Конд не стал спорить. После того как вернул полумесяц к солнцу, вновь занялся завязкой на штанах.

– Поможешь? Этот узел нужно подцепить зубами.

Я выразительно посмотрела на брата.

– Мы не настолько с тобой близки…

– Все, хватит болтать, женщина, раздевайся. Время уходит.

Вздохнув, я стянула с себя платье и две нижние юбки.

– Можно я оставлю монастырскую рубашку? – я стояла на ледяном полу в одних чулках и тянула подол короткой рубашечки вниз, чтобы хоть как–то прикрыть ноги. – Она простая, без вышивки.

За три года я не только отвыкла от земной одежды, но и начала стесняться голых ног.
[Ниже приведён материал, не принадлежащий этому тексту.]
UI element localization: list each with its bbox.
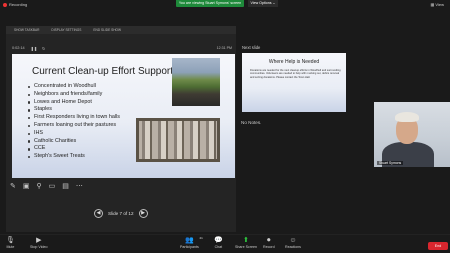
- bullet-item: Neighbors and friends/family: [28, 91, 120, 99]
- presenter-timer-bar: 0:02:14 ❚❚ ↻ 12:31 PM: [6, 44, 236, 52]
- smiley-icon: ☺: [289, 237, 297, 244]
- previous-slide-button[interactable]: ◀: [94, 208, 103, 218]
- end-slide-show-button[interactable]: END SLIDE SHOW: [93, 28, 121, 32]
- pen-icon[interactable]: ✎: [10, 183, 16, 190]
- meeting-controls: 🎙 Mute ▶ Stop Video 👥 21 Participants 💬 …: [0, 234, 450, 253]
- participants-button[interactable]: 👥 21 Participants: [180, 236, 203, 249]
- video-person-hair: [395, 112, 419, 122]
- participants-icon: 👥: [185, 237, 194, 244]
- recording-dot-icon: [3, 2, 7, 7]
- chat-label: Chat: [214, 245, 223, 249]
- share-screen-label: Share Screen: [235, 245, 257, 249]
- bullet-item: Catholic Charities: [28, 138, 120, 146]
- next-slide-body: Donations are needed for the next cleanu…: [250, 69, 341, 79]
- reset-icon[interactable]: ↻: [42, 46, 45, 51]
- zoom-icon[interactable]: ⚲: [37, 183, 42, 190]
- stop-video-button[interactable]: ▶ Stop Video: [30, 237, 48, 249]
- screen-share-banner: You are viewing Stuart Symons' screen: [176, 0, 244, 7]
- current-slide: Current Clean-up Effort Support Concentr…: [12, 54, 235, 178]
- share-screen-icon: ⬆: [243, 237, 249, 244]
- presenter-toolbar: SHOW TASKBAR DISPLAY SETTINGS END SLIDE …: [6, 26, 236, 34]
- view-button[interactable]: ▦ View: [430, 2, 444, 7]
- video-camera-icon: ▶: [36, 237, 42, 244]
- show-taskbar-button[interactable]: SHOW TASKBAR: [14, 28, 39, 32]
- stop-video-label: Stop Video: [30, 245, 48, 249]
- next-slide-title: Where Help is Needed: [268, 59, 320, 65]
- slide-counter: Slide 7 of 12: [108, 210, 134, 216]
- recording-indicator: Recording: [3, 2, 27, 7]
- recording-label: Recording: [9, 2, 28, 7]
- clock-time: 12:31 PM: [216, 46, 232, 50]
- presenter-tools: ✎ ▣ ⚲ ▭ ▤ ⋯: [10, 180, 110, 192]
- top-bar: Recording You are viewing Stuart Symons'…: [0, 0, 450, 10]
- next-slide-button[interactable]: ▶: [138, 208, 148, 218]
- participants-count: 21: [199, 236, 203, 240]
- bullet-item: CCE: [28, 145, 120, 153]
- reactions-button[interactable]: ☺ Reactions: [285, 237, 301, 249]
- microphone-icon: 🎙: [6, 237, 15, 244]
- participant-name: Stuart Symons: [377, 161, 404, 165]
- participants-label: Participants: [180, 245, 199, 249]
- slide-photo-debris: [172, 58, 220, 106]
- record-button[interactable]: ⏺ Record: [263, 237, 275, 249]
- slide-photo-supplies: [136, 118, 220, 162]
- display-settings-button[interactable]: DISPLAY SETTINGS: [51, 28, 81, 32]
- bullet-item: Concentrated in Woodhull: [28, 83, 120, 91]
- mute-button[interactable]: 🎙 Mute: [6, 237, 15, 249]
- reactions-label: Reactions: [285, 245, 301, 249]
- bullet-item: Steph's Sweet Treats: [28, 153, 120, 161]
- next-slide-label: Next slide: [242, 45, 261, 50]
- slides-grid-icon[interactable]: ▣: [23, 183, 30, 190]
- slide-bullets: Concentrated in Woodhull Neighbors and f…: [28, 83, 120, 161]
- chat-button[interactable]: 💬 Chat: [214, 237, 223, 249]
- more-options-icon[interactable]: ⋯: [76, 183, 83, 190]
- subtitles-icon[interactable]: ▤: [62, 183, 69, 190]
- end-meeting-button[interactable]: End: [428, 242, 448, 250]
- slide-navigation: ◀ Slide 7 of 12 ▶: [94, 208, 154, 218]
- record-icon: ⏺: [267, 237, 271, 244]
- view-label: View: [435, 2, 444, 7]
- record-label: Record: [263, 245, 275, 249]
- view-options-button[interactable]: View Options ⌄: [248, 0, 278, 7]
- view-options-label: View Options: [250, 1, 272, 5]
- grid-icon: ▦: [430, 2, 435, 7]
- mute-label: Mute: [6, 245, 15, 249]
- speaker-notes: No Notes.: [241, 120, 262, 125]
- next-slide-preview[interactable]: Where Help is Needed Donations are neede…: [242, 53, 346, 112]
- chevron-down-icon: ⌄: [272, 1, 276, 5]
- chat-icon: 💬: [214, 237, 223, 244]
- bullet-item: First Responders living in town halls: [28, 114, 120, 122]
- participant-video[interactable]: Stuart Symons: [374, 102, 450, 167]
- bullet-item: Farmers loaning out their pastures: [28, 122, 120, 130]
- slide-title: Current Clean-up Effort Support: [32, 66, 174, 77]
- bullet-item: Staples: [28, 106, 120, 114]
- bullet-item: IHS: [28, 130, 120, 138]
- monitor-icon[interactable]: ▭: [49, 183, 56, 190]
- share-screen-button[interactable]: ⬆ Share Screen: [235, 237, 257, 249]
- pause-icon[interactable]: ❚❚: [31, 46, 37, 51]
- bullet-item: Lowes and Home Depot: [28, 99, 120, 107]
- elapsed-time: 0:02:14: [12, 46, 25, 50]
Местная мода не позволяла поддевать под платье ничего, кроме нижних юбок, рубашки и чулок. Причем последние были со швами сзади и завязывались под коленом. И если бы не две, а то и три юбки, положенные зимой, средневековые дамы вовсе вымерзли бы. Панталоны – моя личная прихоть, и я так и не вытащила их из узелка, чему тихо радовалась.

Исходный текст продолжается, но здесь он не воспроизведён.